I think we all agree — including this publication which acknowledged it — that New York is facing a crisis when it comes to staffing our first responder stations, particularly in rural Upstate. This publication identifies other costly measures that are contributing to the dwindling numbers of volunteers, citing equipment and the cost of fire engines. That’s confusing and falsely addressing the issue at hand which is recruitment and retention of volunteers. Cost of equipment and apparatuses’ has nothing to do with a loss of volunteers, ask any fire department or emergency service provider. That component has to deal with the woeful and underappreciated investment from the state.
What I have done is open up a discussion to incentivize retaining members and encourage new members to join these services.
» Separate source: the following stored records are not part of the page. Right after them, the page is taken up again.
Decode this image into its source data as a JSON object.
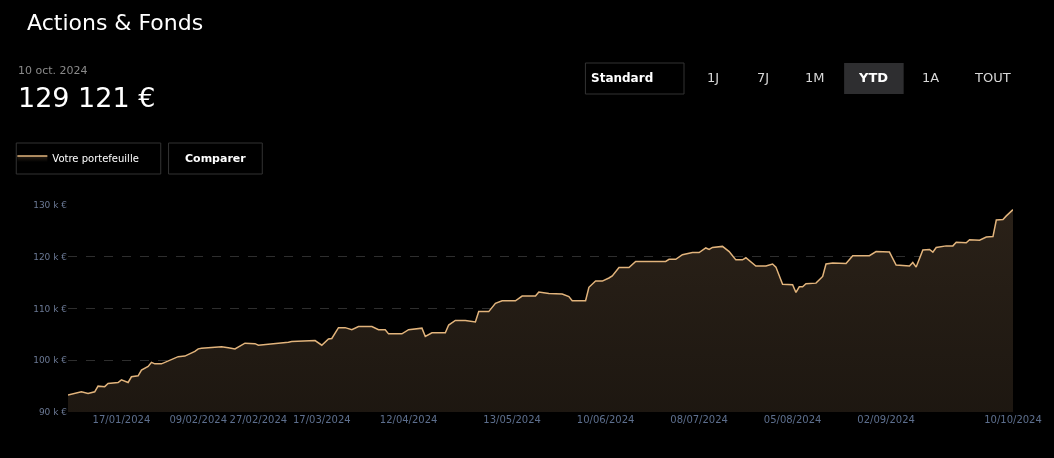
{
  "chart_data": {
    "type": "area",
    "title": "Actions & Fonds",
    "annotations": [
      "10 oct. 2024",
      "129 121 €",
      "Standard",
      "1J",
      "7J",
      "1M",
      "YTD",
      "1A",
      "TOUT",
      "Comparer"
    ],
    "x": [
      "2024-01-01",
      "2024-01-05",
      "2024-01-07",
      "2024-01-09",
      "2024-01-10",
      "2024-01-12",
      "2024-01-13",
      "2024-01-16",
      "2024-01-17",
      "2024-01-19",
      "2024-01-20",
      "2024-01-22",
      "2024-01-23",
      "2024-01-25",
      "2024-01-26",
      "2024-01-27",
      "2024-01-29",
      "2024-02-03",
      "2024-02-05",
      "2024-02-08",
      "2024-02-09",
      "2024-02-10",
      "2024-02-16",
      "2024-02-18",
      "2024-02-20",
      "2024-02-23",
      "2024-02-26",
      "2024-02-27",
      "2024-03-07",
      "2024-03-08",
      "2024-03-15",
      "2024-03-17",
      "2024-03-19",
      "2024-03-20",
      "2024-03-22",
      "2024-03-24",
      "2024-03-26",
      "2024-03-28",
      "2024-04-01",
      "2024-04-03",
      "2024-04-05",
      "2024-04-06",
      "2024-04-10",
      "2024-04-12",
      "2024-04-16",
      "2024-04-17",
      "2024-04-19",
      "2024-04-23",
      "2024-04-24",
      "2024-04-26",
      "2024-04-29",
      "2024-05-02",
      "2024-05-03",
      "2024-05-06",
      "2024-05-08",
      "2024-05-10",
      "2024-05-14",
      "2024-05-16",
      "2024-05-20",
      "2024-05-21",
      "2024-05-24",
      "2024-05-28",
      "2024-05-30",
      "2024-05-31",
      "2024-06-04",
      "2024-06-05",
      "2024-06-07",
      "2024-06-09",
      "2024-06-11",
      "2024-06-12",
      "2024-06-14",
      "2024-06-17",
      "2024-06-19",
      "2024-06-28",
      "2024-06-29",
      "2024-07-01",
      "2024-07-03",
      "2024-07-06",
      "2024-07-08",
      "2024-07-10",
      "2024-07-11",
      "2024-07-12",
      "2024-07-15",
      "2024-07-17",
      "2024-07-19",
      "2024-07-21",
      "2024-07-22",
      "2024-07-25",
      "2024-07-28",
      "2024-07-30",
      "2024-07-31",
      "2024-08-02",
      "2024-08-05",
      "2024-08-06",
      "2024-08-07",
      "2024-08-08",
      "2024-08-09",
      "2024-08-12",
      "2024-08-14",
      "2024-08-15",
      "2024-08-17",
      "2024-08-21",
      "2024-08-23",
      "2024-08-28",
      "2024-08-30",
      "2024-09-03",
      "2024-09-05",
      "2024-09-09",
      "2024-09-10",
      "2024-09-11",
      "2024-09-13",
      "2024-09-15",
      "2024-09-16",
      "2024-09-17",
      "2024-09-20",
      "2024-09-22",
      "2024-09-23",
      "2024-09-26",
      "2024-09-27",
      "2024-09-30",
      "2024-10-02",
      "2024-10-04",
      "2024-10-05",
      "2024-10-07",
      "2024-10-08",
      "2024-10-10"
    ],
    "series": [
      {
        "name": "Votre portefeuille",
        "color": "#e2b47c",
        "values": [
          93.3,
          93.9,
          93.6,
          93.9,
          95.0,
          94.9,
          95.5,
          95.7,
          96.2,
          95.7,
          96.8,
          97.0,
          98.1,
          98.8,
          99.6,
          99.3,
          99.3,
          100.7,
          100.8,
          101.7,
          102.2,
          102.3,
          102.6,
          102.4,
          102.2,
          103.3,
          103.2,
          102.9,
          103.5,
          103.6,
          103.8,
          102.9,
          104.1,
          104.2,
          106.3,
          106.3,
          105.9,
          106.5,
          106.5,
          105.9,
          105.9,
          105.1,
          105.1,
          105.9,
          106.2,
          104.6,
          105.3,
          105.3,
          106.8,
          107.7,
          107.7,
          107.4,
          109.4,
          109.4,
          111.0,
          111.5,
          111.5,
          112.4,
          112.4,
          113.2,
          112.9,
          112.8,
          112.3,
          111.5,
          111.5,
          114.1,
          115.3,
          115.3,
          115.9,
          116.3,
          117.9,
          117.9,
          119.1,
          119.1,
          119.5,
          119.5,
          120.4,
          120.8,
          120.8,
          121.7,
          121.4,
          121.8,
          122.0,
          121.0,
          119.4,
          119.4,
          119.8,
          118.2,
          118.2,
          118.6,
          118.0,
          114.7,
          114.6,
          113.1,
          114.2,
          114.2,
          114.8,
          114.9,
          116.2,
          118.6,
          118.8,
          118.7,
          120.2,
          120.2,
          121.0,
          120.9,
          118.4,
          118.2,
          118.9,
          118.0,
          121.3,
          121.4,
          120.9,
          121.8,
          122.1,
          122.1,
          122.8,
          122.7,
          123.3,
          123.2,
          123.8,
          123.9,
          127.1,
          127.2,
          127.9,
          129.1
        ]
      }
    ],
    "xlim": [
      "2024-01-01",
      "2024-10-10"
    ],
    "xticks": [
      {
        "value": "2024-01-17",
        "label": "17/01/2024"
      },
      {
        "value": "2024-02-09",
        "label": "09/02/2024"
      },
      {
        "value": "2024-02-27",
        "label": "27/02/2024"
      },
      {
        "value": "2024-03-17",
        "label": "17/03/2024"
      },
      {
        "value": "2024-04-12",
        "label": "12/04/2024"
      },
      {
        "value": "2024-05-13",
        "label": "13/05/2024"
      },
      {
        "value": "2024-06-10",
        "label": "10/06/2024"
      },
      {
        "value": "2024-07-08",
        "label": "08/07/2024"
      },
      {
        "value": "2024-08-05",
        "label": "05/08/2024"
      },
      {
        "value": "2024-09-02",
        "label": "02/09/2024"
      },
      {
        "value": "2024-10-10",
        "label": "10/10/2024"
      }
    ],
    "ylim": [
      90,
      130
    ],
    "yticks": [
      {
        "value": 90,
        "label": "90 k €"
      },
      {
        "value": 100,
        "label": "100 k €"
      },
      {
        "value": 110,
        "label": "110 k €"
      },
      {
        "value": 120,
        "label": "120 k €"
      },
      {
        "value": 130,
        "label": "130 k €"
      }
    ],
    "grid": "y",
    "legend": "top left",
    "marker": "none",
    "line_style": "solid"
  }
}
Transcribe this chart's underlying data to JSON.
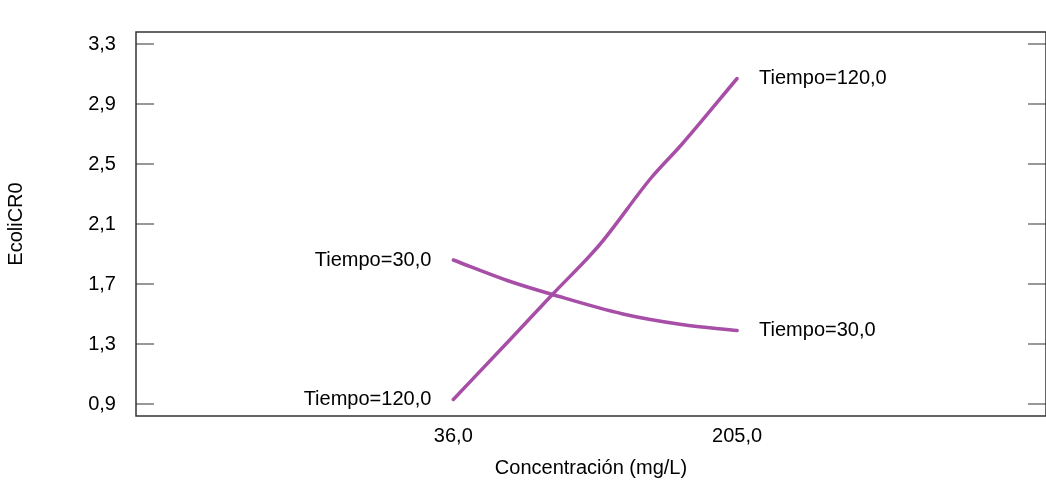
{
  "chart_data": {
    "type": "line",
    "xlabel": "Concentración (mg/L)",
    "ylabel": "EcoliCR0",
    "xlim": [
      -153,
      389
    ],
    "xticks": [
      {
        "value": 36,
        "label": "36,0"
      },
      {
        "value": 205,
        "label": "205,0"
      }
    ],
    "ylim": [
      0.82,
      3.38
    ],
    "yticks": [
      {
        "value": 0.9,
        "label": "0,9"
      },
      {
        "value": 1.3,
        "label": "1,3"
      },
      {
        "value": 1.7,
        "label": "1,7"
      },
      {
        "value": 2.1,
        "label": "2,1"
      },
      {
        "value": 2.5,
        "label": "2,5"
      },
      {
        "value": 2.9,
        "label": "2,9"
      },
      {
        "value": 3.3,
        "label": "3,3"
      }
    ],
    "series": [
      {
        "name": "Tiempo=30,0",
        "color": "#a74fa7",
        "x": [
          36,
          69,
          95,
          137,
          172,
          205
        ],
        "values": [
          1.86,
          1.72,
          1.63,
          1.5,
          1.43,
          1.39
        ]
      },
      {
        "name": "Tiempo=120,0",
        "color": "#a74fa7",
        "x": [
          36,
          69,
          95,
          123,
          154,
          172,
          205
        ],
        "values": [
          0.93,
          1.32,
          1.63,
          1.96,
          2.41,
          2.63,
          3.07
        ]
      }
    ],
    "legend": false,
    "marker": "none",
    "line_style": "solid"
  }
}
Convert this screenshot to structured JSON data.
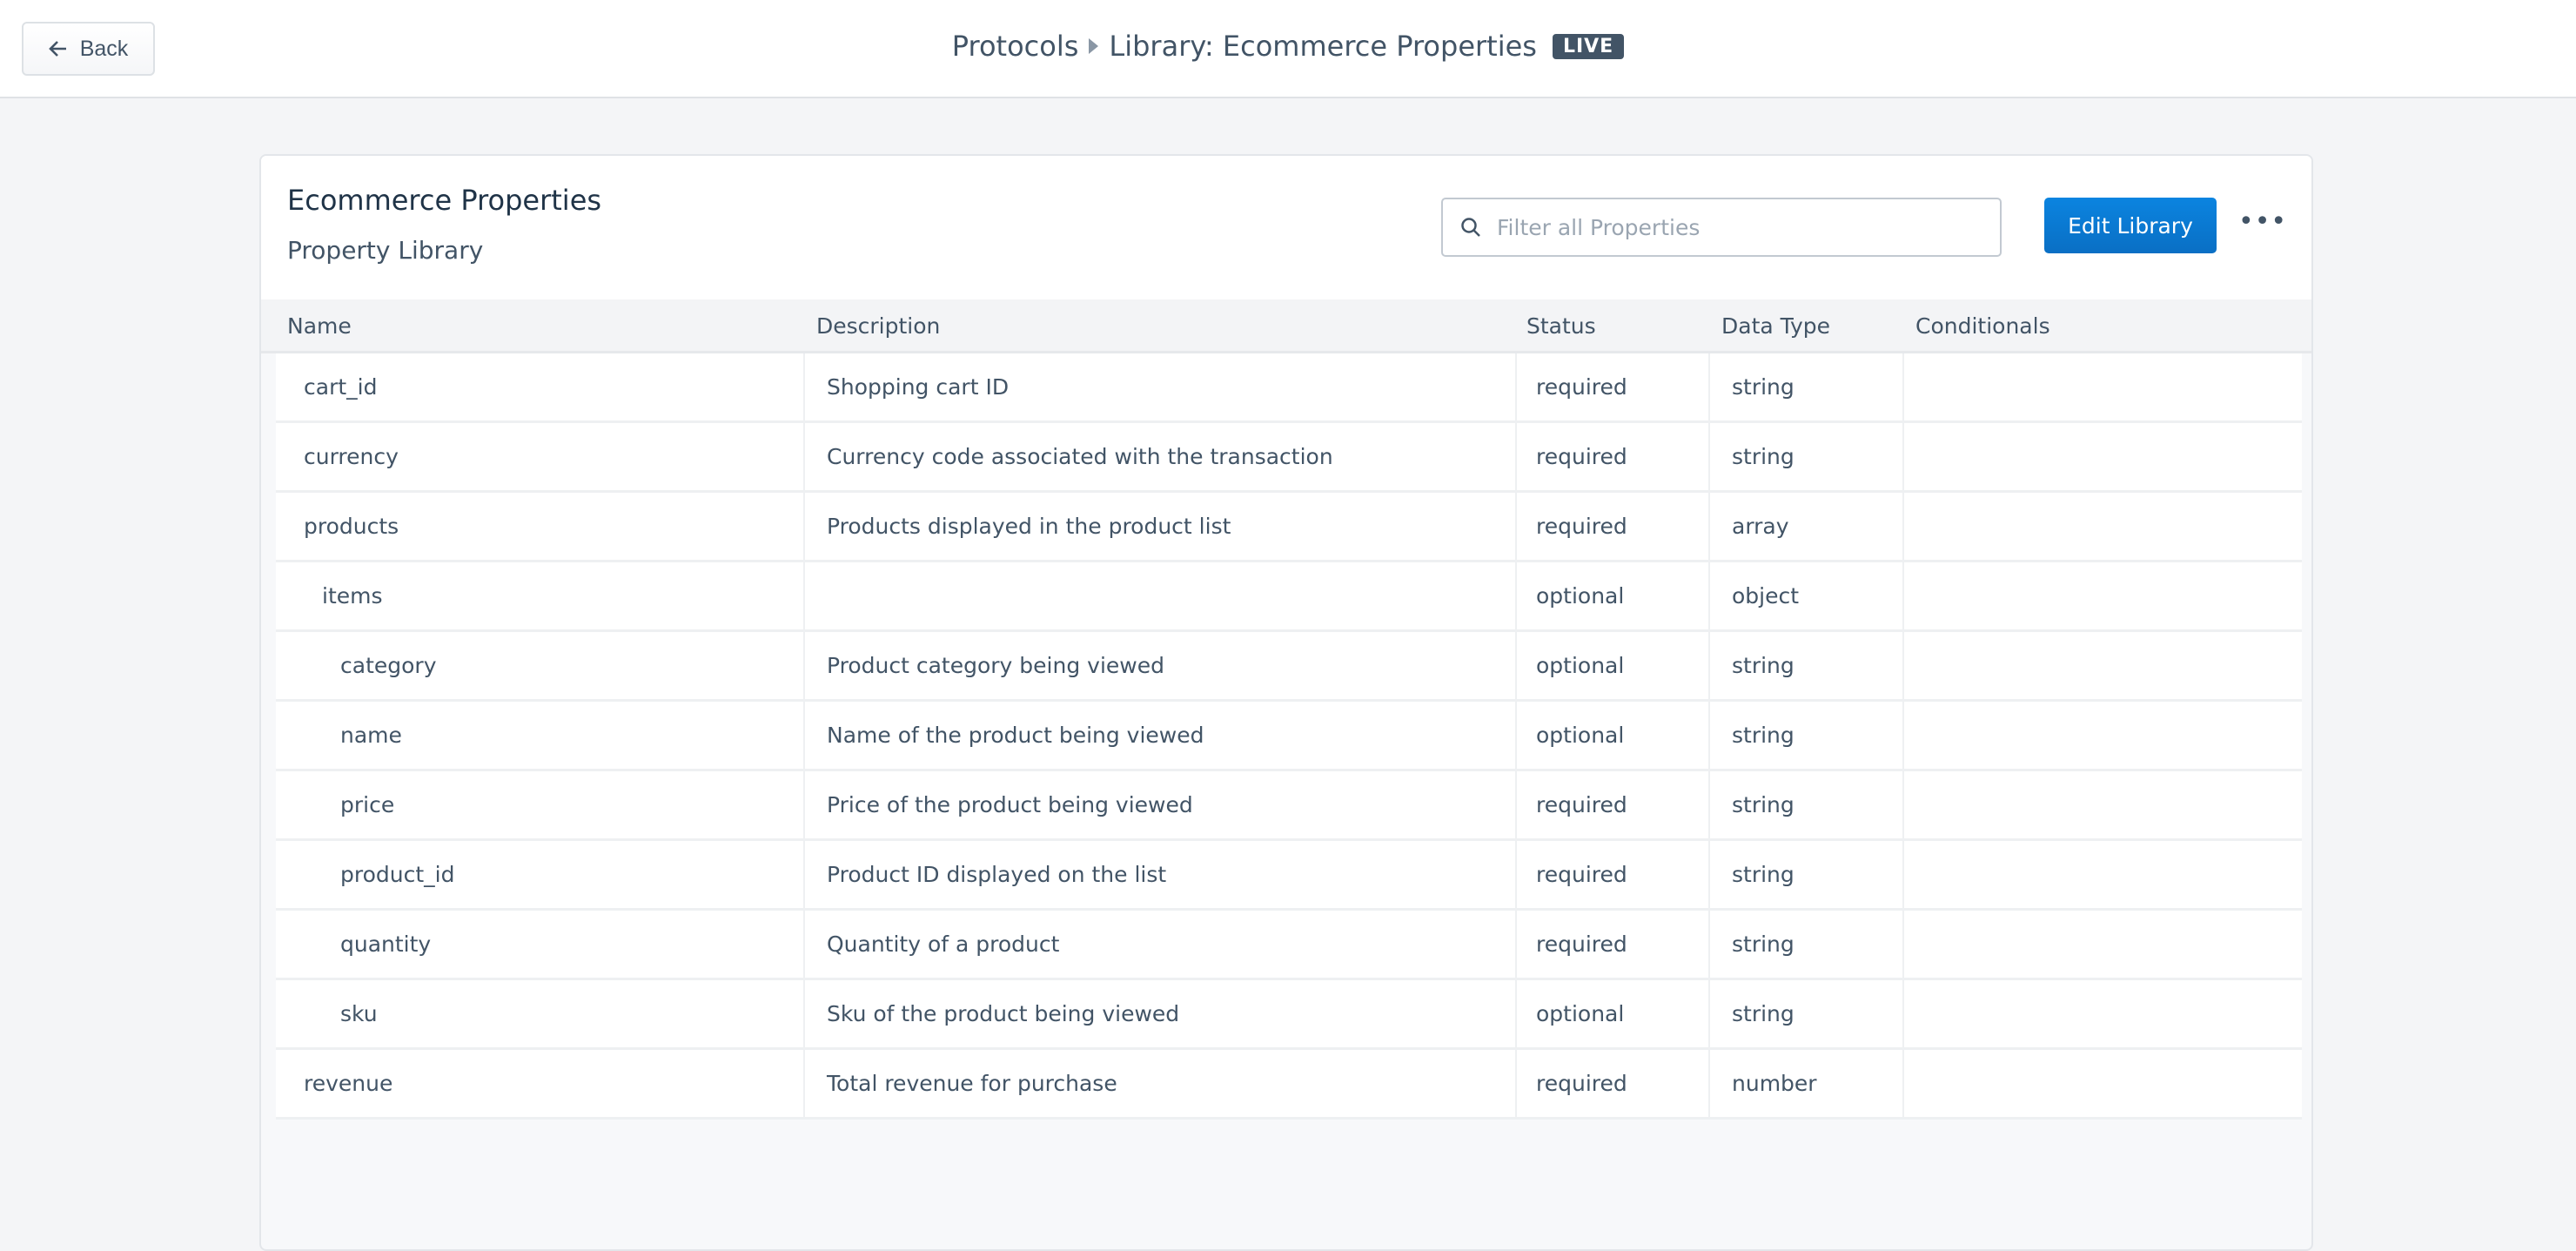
{
  "topbar": {
    "back_label": "Back",
    "crumb_root": "Protocols",
    "crumb_current": "Library: Ecommerce Properties",
    "badge": "LIVE"
  },
  "card": {
    "title": "Ecommerce Properties",
    "subtitle": "Property Library",
    "search_placeholder": "Filter all Properties",
    "search_value": "",
    "edit_label": "Edit Library",
    "more_label": "•••"
  },
  "table": {
    "headers": [
      "Name",
      "Description",
      "Status",
      "Data Type",
      "Conditionals"
    ],
    "rows": [
      {
        "name": "cart_id",
        "level": 0,
        "description": "Shopping cart ID",
        "status": "required",
        "type": "string",
        "conditionals": ""
      },
      {
        "name": "currency",
        "level": 0,
        "description": "Currency code associated with the transaction",
        "status": "required",
        "type": "string",
        "conditionals": ""
      },
      {
        "name": "products",
        "level": 0,
        "description": "Products displayed in the product list",
        "status": "required",
        "type": "array",
        "conditionals": ""
      },
      {
        "name": "items",
        "level": 1,
        "description": "",
        "status": "optional",
        "type": "object",
        "conditionals": ""
      },
      {
        "name": "category",
        "level": 2,
        "description": "Product category being viewed",
        "status": "optional",
        "type": "string",
        "conditionals": ""
      },
      {
        "name": "name",
        "level": 2,
        "description": "Name of the product being viewed",
        "status": "optional",
        "type": "string",
        "conditionals": ""
      },
      {
        "name": "price",
        "level": 2,
        "description": "Price of the product being viewed",
        "status": "required",
        "type": "string",
        "conditionals": ""
      },
      {
        "name": "product_id",
        "level": 2,
        "description": "Product ID displayed on the list",
        "status": "required",
        "type": "string",
        "conditionals": ""
      },
      {
        "name": "quantity",
        "level": 2,
        "description": "Quantity of a product",
        "status": "required",
        "type": "string",
        "conditionals": ""
      },
      {
        "name": "sku",
        "level": 2,
        "description": "Sku of the product being viewed",
        "status": "optional",
        "type": "string",
        "conditionals": ""
      },
      {
        "name": "revenue",
        "level": 0,
        "description": "Total revenue for purchase",
        "status": "required",
        "type": "number",
        "conditionals": ""
      }
    ]
  },
  "colors": {
    "accent": "#0a7ad6",
    "badge": "#425466",
    "text": "#425466"
  },
  "icons": {
    "back": "arrow-left-icon",
    "search": "search-icon",
    "more": "more-horizontal-icon"
  }
}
The readers of this newspaper, the constituents of my district, and the paper itself can all agree that this is a common sense starting point to address the massive problems that are closing the doors of our firehouses and ambulance services. If we don’t address this crisis, and soon, New York would be forced to move to a paid-services model for emergency services. That would cost taxpayers upwards of $3 billion annually, and force the state to raise taxes 26% to cover it. If you think we have a problem with hemorrhaging population now, you just wait until that comes to pass.
Giving these volunteers tax free status from state income taxes can help shore up the volunteerism that is the lifeblood of these institutions. We owe it to them to ease their burden as much as we can. It’s a public safety issue, but it’s also about respect and our own peace of mind. I’m disappointed in this publication coming out so firmly in an unproductive and biased way. We should be having a productive dialogue together about how we can solve this problem, not encouraging and inciting partisan dialogue.